Anticancer Res. 2017 06;37(6):3045-3052
Authors: Jang S, Patel PN, Kimple RJ, McCulloch TM
Abstract
BACKGROUND: Adenoid cystic carcinoma (ACC) is a salivary gland malignancy with unpredictable growth and poorly understood prognostic factors.
PATIENTS AND METHODS: A database search of patients treated at a single Institution was used to identify patients with histologically-confirmed ACC. Patient, tumor, and treatment characteristics were examined via review of medical records.
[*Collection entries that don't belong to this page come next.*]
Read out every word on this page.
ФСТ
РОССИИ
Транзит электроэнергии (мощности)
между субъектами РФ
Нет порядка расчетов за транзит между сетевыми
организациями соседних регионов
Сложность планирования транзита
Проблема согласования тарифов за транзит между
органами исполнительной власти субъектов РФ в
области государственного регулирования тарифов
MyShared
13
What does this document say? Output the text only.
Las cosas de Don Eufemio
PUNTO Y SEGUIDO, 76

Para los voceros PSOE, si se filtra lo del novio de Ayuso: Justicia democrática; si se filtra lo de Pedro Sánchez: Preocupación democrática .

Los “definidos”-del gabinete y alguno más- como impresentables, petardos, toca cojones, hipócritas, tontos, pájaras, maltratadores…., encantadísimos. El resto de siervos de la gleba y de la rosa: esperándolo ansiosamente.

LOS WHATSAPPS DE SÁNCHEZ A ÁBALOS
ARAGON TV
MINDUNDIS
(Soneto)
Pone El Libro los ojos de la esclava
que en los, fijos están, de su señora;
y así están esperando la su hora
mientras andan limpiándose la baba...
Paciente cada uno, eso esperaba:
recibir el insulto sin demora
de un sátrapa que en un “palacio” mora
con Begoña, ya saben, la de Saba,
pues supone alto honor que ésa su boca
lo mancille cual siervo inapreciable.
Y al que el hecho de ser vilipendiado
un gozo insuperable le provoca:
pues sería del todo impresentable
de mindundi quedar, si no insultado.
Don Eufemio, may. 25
RESULTS: Overall survival of 70 patients identified at 5, 10, and 15 years was 80.4%, 61.3%, and 29.4%, respectively. Disease recurrence was seen in 31.9%; of these, 72.7% developed distant metastasis. Older age, higher stage, skull base involvement, positive margins, and metastatic disease, but not local recurrence, predicted a worse overall survival. Higher stage and skull base disease were also associated with shorter disease-free survival. While lung metastasis was the most common, vertebral metastasis was associated with poorer survival.
CONCLUSION: Disease stage, positive margins, skull base involvement, perineural invasion, time to recurrence, and location of metastasis, but not nodal involvement, could serve as poor prognostic factors in ACC.